UCB Presents Advances in Ultra-Rare TK2d Disease at Euromit 2026
UCB announced on Tuesday its research on thymidine kinase 2 deficiency (TK2d), an ultra-rare disease, at the EUROMIT 2026 conference. The data highlights the impact of early diagnosis and the benefits of pyrimidine nucleoside therapy in affected patients.
Disease Progression and Care Burden: Patient Survey Data
A survey conducted among ten patients with genetically confirmed TK2d or their caregivers explored the initial symptoms, disease progression, and the importance of early diagnosis. The data reveals that symptom worsening affects mobility, daily activities, and leads to a loss of independence.

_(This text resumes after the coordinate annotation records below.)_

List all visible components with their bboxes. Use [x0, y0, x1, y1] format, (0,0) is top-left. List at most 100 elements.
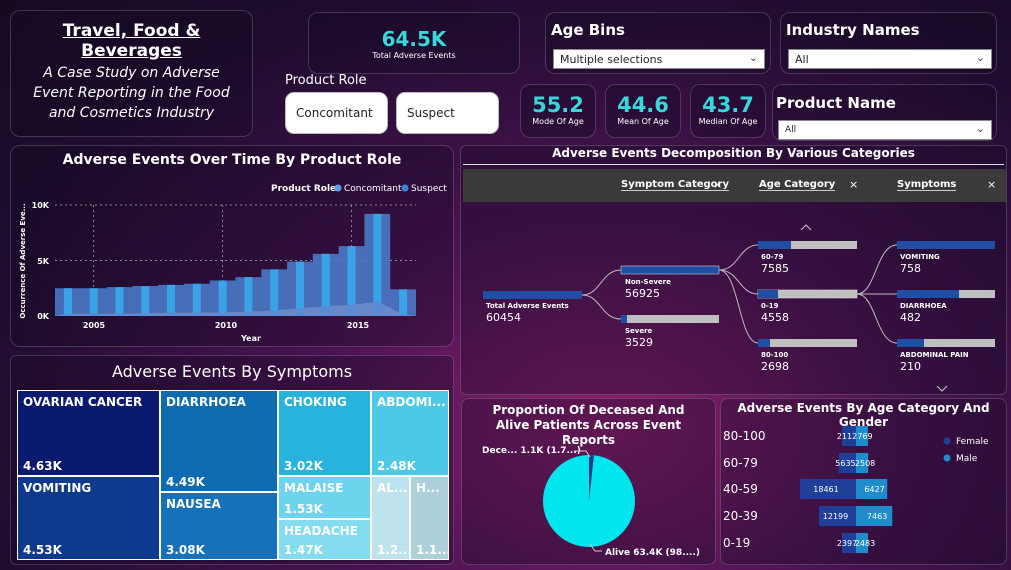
chevron-down-icon: ⌄ [975, 122, 985, 135]
bar-concomitant[interactable] [399, 314, 408, 316]
symptoms-panel: Adverse Events By Symptoms OVARIAN CANCE… [10, 355, 454, 565]
bar-suspect[interactable] [141, 286, 150, 316]
industry-dropdown[interactable]: All ⌄ [788, 49, 992, 69]
age-gender-chart: Female Male 80-100 2112 769 60-79 5635 2508 40… [723, 426, 989, 553]
male-value: 6427 [864, 485, 884, 494]
industry-value: All [795, 53, 809, 66]
age-0-19-label: 0-19 [761, 302, 779, 310]
chevron-down-icon: ⌄ [975, 51, 985, 64]
bar-suspect[interactable] [270, 269, 279, 316]
bar-concomitant[interactable] [89, 313, 98, 316]
bar-concomitant[interactable] [321, 306, 330, 316]
age-label: 20-39 [723, 509, 758, 523]
age-60-79-label: 60-79 [761, 253, 784, 261]
age-80-100-fill [758, 339, 770, 347]
cell-value: 4.53K [23, 543, 62, 557]
pie-chart: Dece... 1.1K (1.7...) Alive 63.4K (98...… [482, 446, 700, 558]
root-bar[interactable] [483, 291, 582, 299]
connector [718, 244, 759, 271]
bar-concomitant[interactable] [167, 312, 176, 316]
bar-suspect[interactable] [399, 289, 408, 316]
age-60-79-fill [758, 241, 791, 249]
female-value: 18461 [813, 485, 838, 494]
pie-panel: Proportion Of Deceased And Alive Patient… [461, 398, 716, 565]
bar-concomitant[interactable] [244, 311, 253, 316]
treemap-malaise[interactable]: MALAISE 1.53K [278, 476, 371, 519]
kpi-median-card: 43.7 Median Of Age [690, 84, 766, 138]
cell-label: VOMITING [23, 481, 92, 495]
bar-suspect[interactable] [115, 287, 124, 316]
dashboard-title: Travel, Food & Beverages [62, 21, 201, 61]
bar-suspect[interactable] [218, 280, 227, 316]
kpi-total-label: Total Adverse Events [372, 51, 456, 60]
treemap-al[interactable]: AL... 1.2... [371, 476, 410, 560]
connector [581, 269, 622, 296]
kpi-mean-card: 44.6 Mean Of Age [605, 84, 681, 138]
product-value: All [785, 125, 797, 135]
legend-suspect: Suspect [411, 184, 447, 194]
nonsevere-value: 56925 [625, 287, 660, 300]
pie-alive-label: Alive 63.4K (98....) [605, 548, 700, 558]
bar-concomitant[interactable] [63, 313, 72, 316]
bar-suspect[interactable] [244, 277, 253, 316]
age-80-100-bar[interactable] [758, 339, 857, 347]
bar-suspect[interactable] [192, 283, 201, 316]
xtick-2015: 2015 [347, 321, 370, 330]
female-value: 2112 [837, 432, 857, 441]
treemap-h[interactable]: H... 1.1... [410, 476, 449, 560]
bar-concomitant[interactable] [295, 308, 304, 316]
bar-concomitant[interactable] [270, 310, 279, 316]
bar-suspect[interactable] [89, 288, 98, 316]
cell-label: DIARRHOEA [166, 395, 246, 409]
treemap-abdominal[interactable]: ABDOMI... 2.48K [371, 390, 449, 476]
legend-title: Product Role [271, 184, 336, 194]
bar-suspect[interactable] [63, 288, 72, 316]
root-value: 60454 [486, 311, 521, 324]
cell-value: 3.02K [284, 459, 323, 473]
kpi-mean-value: 44.6 [617, 93, 669, 117]
kpi-median-label: Median Of Age [698, 117, 758, 126]
dashboard-subtitle: A Case Study on Adverse Event Reporting … [33, 65, 230, 121]
ytick-10k: 10K [32, 201, 50, 210]
cell-value: 2.48K [377, 459, 416, 473]
abdominal-pain-value: 210 [900, 360, 921, 373]
bar-suspect[interactable] [295, 261, 304, 316]
nonsevere-label: Non-Severe [625, 278, 671, 286]
legend-dot-suspect [401, 184, 409, 192]
nonsevere-bar[interactable] [620, 265, 720, 275]
cell-label: MALAISE [284, 481, 344, 495]
cell-label: OVARIAN CANCER [23, 395, 143, 409]
cell-label: CHOKING [284, 395, 347, 409]
treemap-diarrhoea[interactable]: DIARRHOEA 4.49K [160, 390, 278, 492]
decomp-tree: Total Adverse Events 60454 Non-Severe 56… [483, 224, 995, 392]
treemap-vomiting[interactable]: VOMITING 4.53K [17, 476, 160, 560]
bar-concomitant[interactable] [141, 313, 150, 316]
chevron-up-icon[interactable] [800, 224, 812, 231]
diarrhoea-value: 482 [900, 311, 921, 324]
kpi-mode-value: 55.2 [532, 93, 584, 117]
vomiting-bar[interactable] [897, 241, 995, 249]
xtick-2010: 2010 [215, 321, 238, 330]
treemap-nausea[interactable]: NAUSEA 3.08K [160, 492, 278, 560]
treemap-choking[interactable]: CHOKING 3.02K [278, 390, 371, 476]
concomitant-button[interactable]: Concomitant [285, 92, 388, 134]
bar-concomitant[interactable] [373, 301, 382, 316]
bar-concomitant[interactable] [115, 313, 124, 316]
age-60-79-value: 7585 [761, 262, 789, 275]
age-bins-dropdown[interactable]: Multiple selections ⌄ [553, 49, 765, 69]
treemap-ovarian-cancer[interactable]: OVARIAN CANCER 4.63K [17, 390, 160, 476]
bar-concomitant[interactable] [192, 312, 201, 316]
suspect-button[interactable]: Suspect [396, 92, 499, 134]
severe-bar[interactable] [621, 315, 719, 323]
severe-value: 3529 [625, 336, 653, 349]
chevron-down-icon[interactable] [936, 385, 948, 392]
time-chart: Product Role Concomitant Suspect 10K 5K … [19, 184, 447, 343]
cell-value: 4.63K [23, 459, 62, 473]
product-dropdown[interactable]: All ⌄ [778, 120, 992, 140]
bar-concomitant[interactable] [218, 312, 227, 316]
bar-suspect[interactable] [167, 284, 176, 316]
bar-suspect[interactable] [373, 213, 382, 316]
bar-concomitant[interactable] [347, 304, 356, 316]
treemap-headache[interactable]: HEADACHE 1.47K [278, 519, 371, 560]
connector [718, 269, 759, 295]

The survey indicates that this progression increases the need for adaptations to assist with daily living, leading to a loss of independence and a greater mental burden. These results underscore the crucial importance of early diagnosis to enable appropriate support and treatment.

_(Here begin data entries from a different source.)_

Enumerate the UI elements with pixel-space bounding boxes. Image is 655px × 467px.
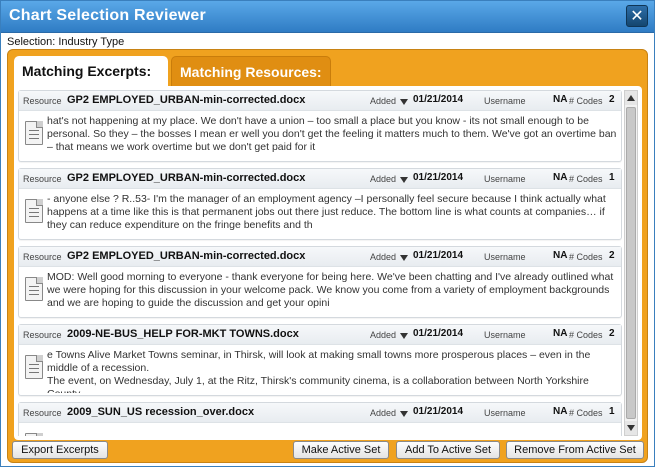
vertical-scrollbar[interactable] <box>624 90 638 436</box>
excerpt-list[interactable]: Resource GP2 EMPLOYED_URBAN-min-correcte… <box>18 90 622 436</box>
username-value: NA <box>553 406 568 417</box>
added-label: Added <box>370 252 397 262</box>
document-icon <box>25 199 43 223</box>
resource-label: Resource <box>23 174 62 184</box>
tab-matching-resources[interactable]: Matching Resources: 9 <box>171 56 331 110</box>
resource-label: Resource <box>23 252 62 262</box>
resource-label: Resource <box>23 96 62 106</box>
sort-down-icon[interactable] <box>400 99 408 105</box>
excerpt-text: hat's not happening at my place. We don'… <box>47 115 617 153</box>
resource-filename: 2009-NE-BUS_HELP FOR-MKT TOWNS.docx <box>67 328 299 340</box>
added-label: Added <box>370 330 397 340</box>
excerpt-header: Resource GP2 EMPLOYED_URBAN-min-correcte… <box>19 169 621 189</box>
make-active-set-button[interactable]: Make Active Set <box>293 441 389 459</box>
window-title: Chart Selection Reviewer <box>9 7 206 24</box>
document-icon <box>25 355 43 379</box>
sort-down-icon[interactable] <box>400 333 408 339</box>
codes-label: # Codes <box>569 252 603 262</box>
export-excerpts-button[interactable]: Export Excerpts <box>12 441 108 459</box>
selection-label: Selection: Industry Type <box>7 36 125 48</box>
codes-count: 2 <box>609 328 615 339</box>
codes-count: 2 <box>609 250 615 261</box>
added-date: 01/21/2014 <box>413 250 464 261</box>
username-value: NA <box>553 328 568 339</box>
username-label: Username <box>484 408 526 418</box>
added-label: Added <box>370 174 397 184</box>
excerpt-header: Resource GP2 EMPLOYED_URBAN-min-correcte… <box>19 91 621 111</box>
excerpt-text <box>47 427 619 436</box>
scroll-up-icon[interactable] <box>625 91 637 105</box>
excerpt-card[interactable]: Resource 2009-NE-BUS_HELP FOR-MKT TOWNS.… <box>18 324 622 396</box>
excerpt-card[interactable]: Resource 2009_SUN_US recession_over.docx… <box>18 402 622 436</box>
resource-filename: GP2 EMPLOYED_URBAN-min-corrected.docx <box>67 94 306 106</box>
added-label: Added <box>370 96 397 106</box>
resource-filename: GP2 EMPLOYED_URBAN-min-corrected.docx <box>67 250 306 262</box>
codes-count: 1 <box>609 406 615 417</box>
title-bar: Chart Selection Reviewer ✕ <box>1 1 654 33</box>
username-label: Username <box>484 174 526 184</box>
excerpt-card[interactable]: Resource GP2 EMPLOYED_URBAN-min-correcte… <box>18 90 622 162</box>
tab-matching-excerpts[interactable]: Matching Excerpts: 20 <box>14 56 168 109</box>
excerpts-content: Resource GP2 EMPLOYED_URBAN-min-correcte… <box>14 86 642 440</box>
username-label: Username <box>484 96 526 106</box>
codes-label: # Codes <box>569 96 603 106</box>
username-value: NA <box>553 172 568 183</box>
excerpt-text: - anyone else ? R..53- I'm the manager o… <box>47 193 606 231</box>
sort-down-icon[interactable] <box>400 411 408 417</box>
username-value: NA <box>553 94 568 105</box>
username-label: Username <box>484 252 526 262</box>
results-panel: Matching Excerpts: 20 Matching Resources… <box>7 49 648 463</box>
resource-label: Resource <box>23 330 62 340</box>
codes-count: 1 <box>609 172 615 183</box>
excerpt-header: Resource GP2 EMPLOYED_URBAN-min-correcte… <box>19 247 621 267</box>
excerpt-card[interactable]: Resource GP2 EMPLOYED_URBAN-min-correcte… <box>18 246 622 318</box>
scroll-down-icon[interactable] <box>625 421 637 435</box>
resource-filename: 2009_SUN_US recession_over.docx <box>67 406 255 418</box>
added-date: 01/21/2014 <box>413 172 464 183</box>
excerpt-card[interactable]: Resource GP2 EMPLOYED_URBAN-min-correcte… <box>18 168 622 240</box>
excerpt-text: MOD: Well good morning to everyone - tha… <box>47 271 614 309</box>
excerpt-header: Resource 2009_SUN_US recession_over.docx… <box>19 403 621 423</box>
codes-label: # Codes <box>569 330 603 340</box>
resource-filename: GP2 EMPLOYED_URBAN-min-corrected.docx <box>67 172 306 184</box>
document-icon <box>25 277 43 301</box>
chart-selection-reviewer-window: Chart Selection Reviewer ✕ Selection: In… <box>0 0 655 467</box>
document-icon <box>25 121 43 145</box>
username-value: NA <box>553 250 568 261</box>
added-date: 01/21/2014 <box>413 406 464 417</box>
added-label: Added <box>370 408 397 418</box>
added-date: 01/21/2014 <box>413 94 464 105</box>
document-icon <box>25 433 43 436</box>
codes-label: # Codes <box>569 174 603 184</box>
close-button[interactable]: ✕ <box>626 5 648 27</box>
remove-from-active-set-button[interactable]: Remove From Active Set <box>506 441 644 459</box>
sort-down-icon[interactable] <box>400 255 408 261</box>
excerpt-text: e Towns Alive Market Towns seminar, in T… <box>47 349 591 393</box>
codes-label: # Codes <box>569 408 603 418</box>
added-date: 01/21/2014 <box>413 328 464 339</box>
scroll-thumb[interactable] <box>626 107 636 419</box>
codes-count: 2 <box>609 94 615 105</box>
excerpt-header: Resource 2009-NE-BUS_HELP FOR-MKT TOWNS.… <box>19 325 621 345</box>
username-label: Username <box>484 330 526 340</box>
resource-label: Resource <box>23 408 62 418</box>
sort-down-icon[interactable] <box>400 177 408 183</box>
add-to-active-set-button[interactable]: Add To Active Set <box>396 441 500 459</box>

Starting Pyrimidine Nucleoside Therapy: A Major Positive Turning Point
Among the survey participants, the loss of mobility and/or muscle strength was identified as the most negative turning point in disease progression. Conversely, the initiation of pyrimidine nucleoside therapy proved to be the most significant positive turning point.
Participants reported that starting this treatment enhanced the positive impact on their quality of life as the disease progressed. These results illustrate the key role of early therapeutic intervention in the clinical trajectory of patients.
Increasing Healthcare Costs and Resources with Pediatric Progression
A targeted literature review combined with contributions from experts in five European countries highlighted the substantial burden of early-onset TK2d and the increasing costs and healthcare resource utilization (HCRU) as the disease progresses.
These data demonstrate the profound impact of this disease on children and their caregivers, strengthening the case for optimized detection and management from the early stages.